Liebe Leserinnen und Leser,

war vor 20 Jahren die Osteopathie in Deutschland noch so gut wie unbekannt, so hat sie sich in Deutschland mittlerweile sowohl bei Therapeuten als auch bei Patienten gut etabliert. Es ging alles verhältnismäßig schnell. Wenn ein Prozess so rasch voranschreitet, ist es immer gut, sich kurz zu besinnen, worum es denn eigentlich ursprünglich ging. Es wird heutzutage nämlich viel über Osteopathie geredet, behauptet und angenommen. Aber: Was ist eigentlich Osteopathie?

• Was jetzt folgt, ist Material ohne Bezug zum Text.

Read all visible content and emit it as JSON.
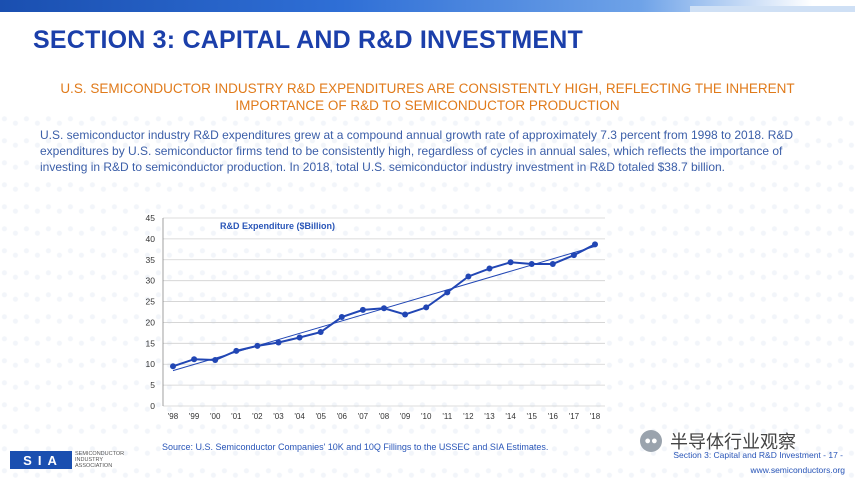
{
  "header": {
    "title": "SECTION 3: CAPITAL AND R&D INVESTMENT",
    "subtitle": "U.S. SEMICONDUCTOR INDUSTRY R&D EXPENDITURES ARE CONSISTENTLY HIGH, REFLECTING THE INHERENT IMPORTANCE OF R&D TO SEMICONDUCTOR PRODUCTION"
  },
  "body": {
    "paragraph": "U.S. semiconductor industry R&D expenditures grew at a compound annual growth rate of approximately 7.3 percent from 1998 to 2018. R&D expenditures by U.S. semiconductor firms tend to be consistently high, regardless of cycles in annual sales, which reflects the importance of investing in R&D to semiconductor production.  In 2018, total U.S. semiconductor industry investment in R&D totaled $38.7 billion."
  },
  "colors": {
    "title": "#1b3faa",
    "subtitle": "#e07a1a",
    "body": "#3b5ea8",
    "series": "#2146b4",
    "grid": "#d0d0d0"
  },
  "chart_data": {
    "type": "line",
    "series_label": "R&D Expenditure ($Billion)",
    "categories": [
      "'98",
      "'99",
      "'00",
      "'01",
      "'02",
      "'03",
      "'04",
      "'05",
      "'06",
      "'07",
      "'08",
      "'09",
      "'10",
      "'11",
      "'12",
      "'13",
      "'14",
      "'15",
      "'16",
      "'17",
      "'18"
    ],
    "series": [
      {
        "values": [
          9.5,
          11.2,
          11.0,
          13.2,
          14.4,
          15.2,
          16.4,
          17.7,
          21.3,
          23.0,
          23.4,
          21.9,
          23.6,
          27.2,
          31.0,
          32.9,
          34.4,
          34.0,
          34.0,
          36.1,
          38.7
        ]
      }
    ],
    "trendline": true,
    "ylim": [
      0,
      45
    ],
    "yticks": [
      0,
      5,
      10,
      15,
      20,
      25,
      30,
      35,
      40,
      45
    ],
    "grid": true
  },
  "footer": {
    "source": "Source: U.S. Semiconductor Companies' 10K and 10Q Fillings to the USSEC and SIA Estimates.",
    "section_page": "Section 3: Capital and R&D Investment - 17 -",
    "url": "www.semiconductors.org",
    "logo": {
      "mark": "SIA",
      "line1": "SEMICONDUCTOR",
      "line2": "INDUSTRY",
      "line3": "ASSOCIATION"
    },
    "watermark": "半导体行业观察",
    "watermark_icon": "wechat-icon"
  }
}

Man sagt: Osteopathie ist eine Philosophie. Oder ist es viel eher ein Konzept? Manche behaupten, es ist sowohl als auch. Alles schön und gut; nur, worin liegt dann der Unterschied? Geschichtlich wie etymologisch gesehen ist Osteopathie vorerst eine Philosophie, die Still dann in einem Konzept darzustellen versucht hat. Nichts ist schwieriger als das, nämlich Worte zu finden, die dem Leser oder Zuhörer auch wirklich deutlich machen, was genau gemeint ist. Jene Worte Stills wurden in den darauffolgenden Jahren weitergereicht. Inwiefern dies dem Original noch nahe kommt, ist eine Frage, die es heute mehr als je zu lösen gilt. Wer auch immer sich die Frage stellt, was Osteopathie ist, kommt sowieso nicht um die Person Still herum. Die Frage könnte also auch lauten: Wer war denn eigentlich Andrew Taylor Still? Wie viel wissen wir wirklich über diesen Mann? Ein Interview mit der Historikerin Carol Trowbridge wirft ein völlig neues Licht auf den Menschen hinter diesem Namen.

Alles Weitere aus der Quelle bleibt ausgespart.